Sobreleva nisso um comportamento traiçoeiro, que suprime a oportunidade de um espaço para o outro se posicionar e radicaliza a ideia de lacração. Não somente basta silenciar. É preciso reduzir o adversário a cinzas. A exposição interminável nas redes sociais, em efeito manada, só vale se “detonar” o objeto da raiva, mesmo que isso respingue em inocentes. Só compensa se a intimidação gera o terror, se causa o exílio, a desgraça, o banimento. Se mata a dignidade. Somente aí faz sentido a ideia de punição. Não, não pode. É hora de puxar o freio de mão desse bonde. Claramente, ele dispara ladeira abaixo sem maquinista.

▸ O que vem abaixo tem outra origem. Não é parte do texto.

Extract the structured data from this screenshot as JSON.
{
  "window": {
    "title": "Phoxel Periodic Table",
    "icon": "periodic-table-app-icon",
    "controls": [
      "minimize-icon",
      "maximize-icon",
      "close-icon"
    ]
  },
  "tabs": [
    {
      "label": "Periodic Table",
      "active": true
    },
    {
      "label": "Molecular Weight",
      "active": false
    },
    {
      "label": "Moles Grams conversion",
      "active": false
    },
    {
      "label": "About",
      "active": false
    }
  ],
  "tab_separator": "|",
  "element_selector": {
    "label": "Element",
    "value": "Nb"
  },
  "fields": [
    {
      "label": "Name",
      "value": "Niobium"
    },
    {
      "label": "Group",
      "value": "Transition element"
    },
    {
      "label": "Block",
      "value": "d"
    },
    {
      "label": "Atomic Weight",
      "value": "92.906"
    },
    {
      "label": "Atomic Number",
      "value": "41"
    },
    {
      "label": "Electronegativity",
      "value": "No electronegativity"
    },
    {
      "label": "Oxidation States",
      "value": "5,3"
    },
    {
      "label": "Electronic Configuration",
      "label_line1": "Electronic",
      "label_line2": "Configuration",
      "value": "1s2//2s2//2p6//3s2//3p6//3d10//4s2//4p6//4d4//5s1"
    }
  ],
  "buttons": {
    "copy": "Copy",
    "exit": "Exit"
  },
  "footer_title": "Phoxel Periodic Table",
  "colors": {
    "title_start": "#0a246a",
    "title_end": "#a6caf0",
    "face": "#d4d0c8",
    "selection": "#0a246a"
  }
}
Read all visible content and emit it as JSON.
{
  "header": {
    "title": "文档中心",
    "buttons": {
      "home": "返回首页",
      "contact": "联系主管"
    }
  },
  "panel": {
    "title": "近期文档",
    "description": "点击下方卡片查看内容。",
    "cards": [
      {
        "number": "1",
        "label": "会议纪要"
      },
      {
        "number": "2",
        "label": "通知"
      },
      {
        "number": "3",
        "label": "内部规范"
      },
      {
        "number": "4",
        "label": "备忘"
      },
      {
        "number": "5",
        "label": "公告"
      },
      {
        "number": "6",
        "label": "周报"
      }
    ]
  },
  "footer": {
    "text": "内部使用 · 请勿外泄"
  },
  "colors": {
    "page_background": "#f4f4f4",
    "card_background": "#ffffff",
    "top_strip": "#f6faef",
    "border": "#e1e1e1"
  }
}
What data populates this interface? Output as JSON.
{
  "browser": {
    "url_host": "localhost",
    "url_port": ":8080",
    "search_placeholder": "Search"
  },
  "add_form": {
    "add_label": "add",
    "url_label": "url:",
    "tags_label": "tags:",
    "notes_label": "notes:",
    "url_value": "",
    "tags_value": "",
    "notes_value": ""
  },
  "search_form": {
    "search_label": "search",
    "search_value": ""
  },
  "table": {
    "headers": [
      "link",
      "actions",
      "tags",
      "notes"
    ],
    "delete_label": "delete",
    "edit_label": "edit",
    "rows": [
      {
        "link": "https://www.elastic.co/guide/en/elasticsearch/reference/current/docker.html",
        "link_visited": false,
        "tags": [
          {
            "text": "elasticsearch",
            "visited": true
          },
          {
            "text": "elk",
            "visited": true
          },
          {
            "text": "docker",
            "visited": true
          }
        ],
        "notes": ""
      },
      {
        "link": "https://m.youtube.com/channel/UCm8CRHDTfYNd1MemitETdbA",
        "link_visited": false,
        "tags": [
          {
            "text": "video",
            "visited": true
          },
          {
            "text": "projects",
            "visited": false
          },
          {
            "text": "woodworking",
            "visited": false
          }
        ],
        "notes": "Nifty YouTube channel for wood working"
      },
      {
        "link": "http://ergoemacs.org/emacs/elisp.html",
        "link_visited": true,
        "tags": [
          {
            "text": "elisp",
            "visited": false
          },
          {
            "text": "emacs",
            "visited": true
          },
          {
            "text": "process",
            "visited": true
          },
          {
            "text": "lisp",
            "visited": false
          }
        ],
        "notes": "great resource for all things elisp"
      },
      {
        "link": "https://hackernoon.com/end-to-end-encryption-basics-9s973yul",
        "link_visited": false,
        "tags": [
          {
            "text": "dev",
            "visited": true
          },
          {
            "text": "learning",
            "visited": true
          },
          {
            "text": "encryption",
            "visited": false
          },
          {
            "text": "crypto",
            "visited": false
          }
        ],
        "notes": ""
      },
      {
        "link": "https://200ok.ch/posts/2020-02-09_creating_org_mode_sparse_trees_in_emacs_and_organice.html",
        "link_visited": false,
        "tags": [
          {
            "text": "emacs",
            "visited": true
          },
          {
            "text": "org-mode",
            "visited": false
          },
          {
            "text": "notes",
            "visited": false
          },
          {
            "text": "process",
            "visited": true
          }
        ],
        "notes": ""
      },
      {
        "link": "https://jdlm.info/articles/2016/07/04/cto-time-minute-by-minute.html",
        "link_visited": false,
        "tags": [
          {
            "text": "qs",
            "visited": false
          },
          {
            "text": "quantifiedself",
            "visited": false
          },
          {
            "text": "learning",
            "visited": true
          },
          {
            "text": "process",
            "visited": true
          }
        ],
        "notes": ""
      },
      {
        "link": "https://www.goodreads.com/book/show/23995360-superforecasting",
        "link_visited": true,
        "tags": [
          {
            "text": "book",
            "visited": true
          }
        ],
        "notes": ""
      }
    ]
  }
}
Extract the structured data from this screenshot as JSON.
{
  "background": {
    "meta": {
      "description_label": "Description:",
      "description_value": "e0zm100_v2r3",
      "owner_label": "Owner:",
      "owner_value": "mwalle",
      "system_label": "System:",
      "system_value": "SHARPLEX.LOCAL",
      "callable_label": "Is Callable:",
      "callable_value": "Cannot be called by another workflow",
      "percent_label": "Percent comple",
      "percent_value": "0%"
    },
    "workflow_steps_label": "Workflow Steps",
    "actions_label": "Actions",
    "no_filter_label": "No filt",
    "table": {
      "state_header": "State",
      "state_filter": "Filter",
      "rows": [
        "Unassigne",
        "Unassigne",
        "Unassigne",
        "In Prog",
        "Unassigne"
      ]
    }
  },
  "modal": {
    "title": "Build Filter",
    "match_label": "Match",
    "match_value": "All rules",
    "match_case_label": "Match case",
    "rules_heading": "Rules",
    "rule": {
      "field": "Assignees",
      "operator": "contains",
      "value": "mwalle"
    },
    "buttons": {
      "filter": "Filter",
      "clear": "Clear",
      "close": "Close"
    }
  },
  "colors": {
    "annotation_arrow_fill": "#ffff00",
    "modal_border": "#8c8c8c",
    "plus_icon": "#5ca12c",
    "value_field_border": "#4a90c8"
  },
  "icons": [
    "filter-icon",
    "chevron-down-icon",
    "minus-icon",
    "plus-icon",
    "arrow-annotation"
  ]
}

Quando o aparentemente democrático se torna o essencialmente autoritário é necessário repensar. Quando a indignação exorbita e ataca o psicológico, o emocional, quando transpõe o conceito de culpa jurídica, prejudica o coletivo. Desfigura e devolve o homem aos idos obscuros da Lei de Talião (“Olho por olho, dente por dente”). A responsabilização jurídica não comporta justiceiros. Por isso é tempo de dar um basta, mesmo na era da pós-verdade.
Afirmou Victor Hugo: “A palavra tem a leveza do vento, e, ao mesmo tempo, a força da tempestade”. Por isso, sempre, a opção pelo equilíbrio. E, outra vez, recordar: o bumerangue hoje arremessado um dia pode regressar e ferir quem o lançou, atingindo-o bem na testa. Vai ser sempre dor, nunca cura. Corrijamos a rota.